Antonio Calenda, Roberto Dipiazza e Serena Tonel.
Foto: ROSSANA POLETTI

Un «musical civile»
La riedizione di Magazzino 18 non si scosta dall’originale di cui avevamo raccontato al debutto: un musical civile che non tralascia alcunché della storia di quel disgraziato ‘900: dei gravi screzi tra italiani e slavi, già prima dell’avvento di Mussolini, dei militari ammazzati a Spalato, del Balkan bruciato a Trieste, dei soprusi del fascismo, mai ammessi, sulle popolazioni slave, della Risiera, del campo di internamento di Arbe, delle vendette dei partigiani di Tito, delle nefandezze non solo sui capi fascisti, in qualche modo responsabili di qualcosa, bensì su tante persone che finirono nelle foibe senza sapere il perché. “Dentro la buca” canta ancora il coro di bambini pestando all’unisono un bastone per terra. È il fragore dei corpi che cadono nelle foibe, mezzi ammazzati e mezzi vivi. È il sogno di Tito che vorrebbe annientare la popolazione italiana e arrivare fino all’Isonzo con una nazione tutta e solo slava.

Il dramma di queste terre
L’Orchestra del Teatro Verdi di Trieste, diretta dal maestro Valter Sivilotti, suona melodie, ballate, accenna a 1947 di Sergio Endrigo che, pur tacendo, non si era mai fatto una ragione di quella fuga da Pola in giovanissima età. E poi c’è il fragore dell’esplosione a Vergarolla e l’eroismo di Geppino Micheletti, il campo profughi di Padriciano, Goli otok, i rimasti che non avevano potuto e voluto staccarsi dalla loro terra. Unica novità del testo di Cristicchi è l’accenno al ritrovamento l’anno scorso di qualche migliaio di corpi in fosse comuni a Kočevski Rog, in Slovenia, a testimoniare che la crudeltà dei titini non si era riversata solo sugli italiani (all’arrivo delle truppe partigiane di Tito gli oppositori anticomunisti sloveni e croati avevano tentato l’esodo nella vicina Austria ed erano stati riuniti in un campo nei pressi di Klagenfurt. Le truppe britanniche che occupavano il Paese dopo la sconfitta del Terzo Reich ne avevano però deciso il rimpatrio. Una volta rientrati in Jugoslavia, i prigionieri, per lo più civili, erano stati condannati a morte, torturati e uccisi. I resti furono rinvenuti durante gli scavi per la nuova autostrada, nda).

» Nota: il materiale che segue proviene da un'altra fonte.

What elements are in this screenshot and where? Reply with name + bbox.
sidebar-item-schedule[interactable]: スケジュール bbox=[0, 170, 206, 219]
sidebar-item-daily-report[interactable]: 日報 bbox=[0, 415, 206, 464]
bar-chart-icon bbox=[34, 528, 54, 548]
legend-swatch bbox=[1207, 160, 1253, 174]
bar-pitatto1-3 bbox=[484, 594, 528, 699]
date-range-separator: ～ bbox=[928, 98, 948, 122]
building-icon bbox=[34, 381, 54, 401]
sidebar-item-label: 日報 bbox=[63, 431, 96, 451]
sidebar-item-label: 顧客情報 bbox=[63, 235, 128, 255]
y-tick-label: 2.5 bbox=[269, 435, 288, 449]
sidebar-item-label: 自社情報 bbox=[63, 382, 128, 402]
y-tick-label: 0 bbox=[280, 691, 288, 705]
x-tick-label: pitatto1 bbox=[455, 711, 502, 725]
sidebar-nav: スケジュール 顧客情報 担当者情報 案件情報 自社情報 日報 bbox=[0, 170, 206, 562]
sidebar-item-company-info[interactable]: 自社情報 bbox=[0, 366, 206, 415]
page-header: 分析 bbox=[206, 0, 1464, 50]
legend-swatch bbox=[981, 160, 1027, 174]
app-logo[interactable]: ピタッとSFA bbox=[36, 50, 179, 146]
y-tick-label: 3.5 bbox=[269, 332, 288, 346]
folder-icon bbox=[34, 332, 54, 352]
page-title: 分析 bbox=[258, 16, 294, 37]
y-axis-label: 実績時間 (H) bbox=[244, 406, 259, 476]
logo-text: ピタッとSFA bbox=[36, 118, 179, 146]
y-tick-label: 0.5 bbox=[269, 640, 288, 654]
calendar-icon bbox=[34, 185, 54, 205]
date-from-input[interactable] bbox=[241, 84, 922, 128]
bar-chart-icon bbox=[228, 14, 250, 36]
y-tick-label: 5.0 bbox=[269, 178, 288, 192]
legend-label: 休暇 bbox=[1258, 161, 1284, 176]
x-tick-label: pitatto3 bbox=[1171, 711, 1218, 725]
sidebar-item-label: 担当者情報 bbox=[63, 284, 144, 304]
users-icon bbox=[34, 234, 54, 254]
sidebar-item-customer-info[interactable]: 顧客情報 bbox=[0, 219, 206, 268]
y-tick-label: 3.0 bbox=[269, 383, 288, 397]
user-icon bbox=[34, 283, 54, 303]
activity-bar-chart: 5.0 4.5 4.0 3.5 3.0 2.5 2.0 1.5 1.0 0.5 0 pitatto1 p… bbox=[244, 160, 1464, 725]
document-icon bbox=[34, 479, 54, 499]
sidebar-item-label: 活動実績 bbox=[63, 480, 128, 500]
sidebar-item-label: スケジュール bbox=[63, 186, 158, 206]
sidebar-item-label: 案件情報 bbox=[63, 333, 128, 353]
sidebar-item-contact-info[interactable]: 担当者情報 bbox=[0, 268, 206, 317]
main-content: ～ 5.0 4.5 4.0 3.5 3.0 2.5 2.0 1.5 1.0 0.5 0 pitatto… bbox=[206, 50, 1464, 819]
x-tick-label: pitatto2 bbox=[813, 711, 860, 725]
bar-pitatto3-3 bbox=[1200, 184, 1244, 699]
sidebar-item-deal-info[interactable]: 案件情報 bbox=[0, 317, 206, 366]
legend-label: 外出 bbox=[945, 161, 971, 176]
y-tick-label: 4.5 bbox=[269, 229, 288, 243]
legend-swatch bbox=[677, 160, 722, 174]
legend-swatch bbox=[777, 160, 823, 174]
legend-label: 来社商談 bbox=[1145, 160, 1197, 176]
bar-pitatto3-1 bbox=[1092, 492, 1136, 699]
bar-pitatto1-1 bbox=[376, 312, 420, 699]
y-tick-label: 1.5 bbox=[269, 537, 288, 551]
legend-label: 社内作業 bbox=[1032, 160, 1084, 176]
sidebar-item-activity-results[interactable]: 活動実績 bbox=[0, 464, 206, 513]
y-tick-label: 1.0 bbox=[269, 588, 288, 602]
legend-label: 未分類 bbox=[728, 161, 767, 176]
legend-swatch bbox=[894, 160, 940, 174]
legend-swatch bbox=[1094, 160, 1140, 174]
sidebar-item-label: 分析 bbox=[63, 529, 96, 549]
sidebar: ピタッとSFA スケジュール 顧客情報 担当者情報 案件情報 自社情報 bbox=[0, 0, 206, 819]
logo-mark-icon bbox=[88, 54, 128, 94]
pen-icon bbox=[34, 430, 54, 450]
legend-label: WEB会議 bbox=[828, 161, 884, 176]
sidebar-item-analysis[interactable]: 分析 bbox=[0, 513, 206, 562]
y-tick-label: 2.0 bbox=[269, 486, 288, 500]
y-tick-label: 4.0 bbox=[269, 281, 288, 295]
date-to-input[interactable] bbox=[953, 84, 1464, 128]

Il pubblico della prima, molti i giovani delle scuole, di questa celebrazione del decennale di Magazzino 18 si alza in piedi alla fine e applaude lungamente; si ripete la magia di quella straordinaria serata di dieci anni fa, quando finalmente a teatro approdò uno spettacolo che rappresentava degnamente il dramma di queste terre, capace di girare l’Italia e arrivare a quei tanti, troppi che della nostra storia non sapevano ancora niente. Tutto esaurito per le repliche successive.